I've constructed this example having discrete $\mathbb{Z}_3$-symmetry in mind, i.e. $(x, y, z) \mapsto (x \cos \varphi - y \sin \varphi, x \sin \varphi + y \cos \varphi, z)$ is a symmetry of this system when $\varphi = \frac{2 \pi}{3}$. Let's check it:

R_fi = R_fi.subs([(fi, 2*sp.pi/3)])
A, B = sp.symbols('A B')
vector_field = sp.Matrix([[A*u-6*B*u**2*v**2+B*u**4+B*v**4], [A*v + 4*B*u**3*v-4*B*u*v**3], [-w]])
X = sp.Matrix([[x], [y], [z]])
gX = R_fi * X
res = R_fi * vector_field.subs([(u, x), (v, y), (w, z)]) - vector_field.subs([(u, gX[0]), (v, gX[1]), (w, gX[2])])
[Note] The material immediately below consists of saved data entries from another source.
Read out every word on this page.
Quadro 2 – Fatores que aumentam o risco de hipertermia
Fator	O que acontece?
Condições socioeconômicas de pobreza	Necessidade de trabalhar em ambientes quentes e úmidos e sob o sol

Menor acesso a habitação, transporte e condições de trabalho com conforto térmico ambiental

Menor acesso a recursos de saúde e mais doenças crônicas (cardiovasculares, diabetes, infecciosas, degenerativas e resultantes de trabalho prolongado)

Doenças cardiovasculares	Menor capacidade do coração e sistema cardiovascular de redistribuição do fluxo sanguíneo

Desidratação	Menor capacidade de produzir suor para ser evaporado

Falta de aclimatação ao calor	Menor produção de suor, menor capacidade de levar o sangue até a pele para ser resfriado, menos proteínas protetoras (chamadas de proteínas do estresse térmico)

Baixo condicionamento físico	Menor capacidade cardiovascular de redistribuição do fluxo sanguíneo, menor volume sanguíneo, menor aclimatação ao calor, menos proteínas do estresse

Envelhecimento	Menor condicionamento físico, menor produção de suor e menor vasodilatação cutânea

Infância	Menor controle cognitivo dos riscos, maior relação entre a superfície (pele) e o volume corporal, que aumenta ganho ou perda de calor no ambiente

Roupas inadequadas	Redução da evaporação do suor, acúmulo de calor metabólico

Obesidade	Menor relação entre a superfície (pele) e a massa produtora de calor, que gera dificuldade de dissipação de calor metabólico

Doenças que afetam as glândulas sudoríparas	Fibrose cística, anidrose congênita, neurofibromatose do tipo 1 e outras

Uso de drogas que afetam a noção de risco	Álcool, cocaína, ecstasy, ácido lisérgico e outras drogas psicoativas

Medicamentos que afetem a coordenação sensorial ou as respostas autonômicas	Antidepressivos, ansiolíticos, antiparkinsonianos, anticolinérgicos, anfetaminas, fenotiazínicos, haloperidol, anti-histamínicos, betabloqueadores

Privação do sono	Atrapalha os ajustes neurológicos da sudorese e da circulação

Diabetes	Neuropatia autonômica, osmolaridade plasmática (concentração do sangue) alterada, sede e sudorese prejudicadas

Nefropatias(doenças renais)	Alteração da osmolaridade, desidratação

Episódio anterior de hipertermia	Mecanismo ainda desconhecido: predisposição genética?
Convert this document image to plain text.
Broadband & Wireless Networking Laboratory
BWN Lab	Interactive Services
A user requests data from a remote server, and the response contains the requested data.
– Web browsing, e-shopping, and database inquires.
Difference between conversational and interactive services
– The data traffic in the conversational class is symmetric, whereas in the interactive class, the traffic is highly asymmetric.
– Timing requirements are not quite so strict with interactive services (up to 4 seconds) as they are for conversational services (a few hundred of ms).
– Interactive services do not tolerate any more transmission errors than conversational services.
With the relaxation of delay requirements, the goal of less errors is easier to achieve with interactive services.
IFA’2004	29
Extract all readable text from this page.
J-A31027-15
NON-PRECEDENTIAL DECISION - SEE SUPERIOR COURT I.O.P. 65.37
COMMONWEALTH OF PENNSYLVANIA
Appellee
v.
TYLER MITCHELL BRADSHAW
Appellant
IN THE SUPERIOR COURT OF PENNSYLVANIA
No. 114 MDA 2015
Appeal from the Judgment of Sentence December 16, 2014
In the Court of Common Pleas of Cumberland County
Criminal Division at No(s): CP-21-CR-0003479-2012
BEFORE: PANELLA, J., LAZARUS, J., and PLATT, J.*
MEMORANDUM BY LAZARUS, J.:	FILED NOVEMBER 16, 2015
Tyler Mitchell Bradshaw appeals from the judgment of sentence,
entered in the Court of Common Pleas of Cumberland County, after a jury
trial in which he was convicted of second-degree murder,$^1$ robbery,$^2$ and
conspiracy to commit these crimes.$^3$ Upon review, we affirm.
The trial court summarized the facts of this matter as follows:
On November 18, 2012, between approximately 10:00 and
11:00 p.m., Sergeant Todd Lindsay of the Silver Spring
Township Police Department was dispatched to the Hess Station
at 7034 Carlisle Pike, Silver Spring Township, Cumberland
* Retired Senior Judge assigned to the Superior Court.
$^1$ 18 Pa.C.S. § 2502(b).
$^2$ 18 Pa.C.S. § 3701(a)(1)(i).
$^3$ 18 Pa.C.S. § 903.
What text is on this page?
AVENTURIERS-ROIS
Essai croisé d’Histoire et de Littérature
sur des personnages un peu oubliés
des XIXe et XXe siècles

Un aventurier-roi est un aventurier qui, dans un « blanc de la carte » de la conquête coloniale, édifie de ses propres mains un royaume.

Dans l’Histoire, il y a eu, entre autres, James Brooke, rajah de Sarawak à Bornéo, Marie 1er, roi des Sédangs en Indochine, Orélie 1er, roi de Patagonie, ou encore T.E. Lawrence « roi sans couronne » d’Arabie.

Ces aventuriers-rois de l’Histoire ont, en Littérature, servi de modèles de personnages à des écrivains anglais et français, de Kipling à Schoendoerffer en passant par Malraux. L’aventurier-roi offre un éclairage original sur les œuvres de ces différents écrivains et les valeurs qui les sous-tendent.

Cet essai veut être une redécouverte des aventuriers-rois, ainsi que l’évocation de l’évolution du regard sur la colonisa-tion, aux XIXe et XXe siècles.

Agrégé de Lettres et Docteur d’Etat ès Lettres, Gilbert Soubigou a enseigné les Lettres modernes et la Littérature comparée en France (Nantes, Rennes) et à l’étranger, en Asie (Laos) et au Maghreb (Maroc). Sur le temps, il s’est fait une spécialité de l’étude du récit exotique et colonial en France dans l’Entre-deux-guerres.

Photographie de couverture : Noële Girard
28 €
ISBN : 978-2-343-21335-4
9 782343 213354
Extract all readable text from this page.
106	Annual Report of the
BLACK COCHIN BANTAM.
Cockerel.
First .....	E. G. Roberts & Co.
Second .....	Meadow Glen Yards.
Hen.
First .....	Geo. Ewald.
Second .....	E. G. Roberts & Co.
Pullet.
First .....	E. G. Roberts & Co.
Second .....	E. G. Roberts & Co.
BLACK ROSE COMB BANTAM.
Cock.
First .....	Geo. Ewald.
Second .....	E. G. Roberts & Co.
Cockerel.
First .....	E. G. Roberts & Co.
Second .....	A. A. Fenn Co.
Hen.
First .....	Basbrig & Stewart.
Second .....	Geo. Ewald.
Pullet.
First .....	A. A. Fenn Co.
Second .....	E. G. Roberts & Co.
When we check equivariance condition, the result looks a bit ugly at first

$\left[\begin{matrix}- \frac{A x}{2} - A \left(- \frac{x}{2} - \frac{\sqrt{3} y}{2}\right) - \frac{B x^{4}}{2} + 3 B x^{2} y^{2} - \frac{B y^{4}}{2} - B \left(- \frac{x}{2} - \frac{\sqrt{3} y}{2}\right)^{4} + 6 B \left(- \frac{x}{2} - \frac{\sqrt{3} y}{2}\right)^{2} \left(\frac{\sqrt{3} x}{2} - \frac{y}{2}\right)^{2} - B \left(\frac{\sqrt{3} x}{2} - \frac{y}{2}\right)^{4} - \frac{\sqrt{3}}{2} \left(A y + 4 B x^{3} y - 4 B x y^{3}\right),\\- \frac{A y}{2} - A \left(\frac{\sqrt{3} x}{2} - \frac{y}{2}\right) - 2 B x^{3} y + 2 B x y^{3} - 4 B \left(- \frac{x}{2} - \frac{\sqrt{3} y}{2}\right)^{3} \left(\frac{\sqrt{3} x}{2} - \frac{y}{2}\right) + 4 B \left(- \frac{x}{2} - \frac{\sqrt{3} y}{2}\right) \left(\frac{\sqrt{3} x}{2} - \frac{y}{2}\right)^{3} + \frac{\sqrt{3}}{2} \left(A x + B x^{4} - 6 B x^{2} y^{2} + B y^{4}\right),\\0\end{matrix}\right]$

but after performing simple brackets expansion and basic simplification we get the following:

sp.simplify(res.expand())

$\left \lbrack \begin{array}{c} 0\\ 0\\ 0 \end{array} \right \rbrack$

which again shows that the transformation is a symmetry of the system.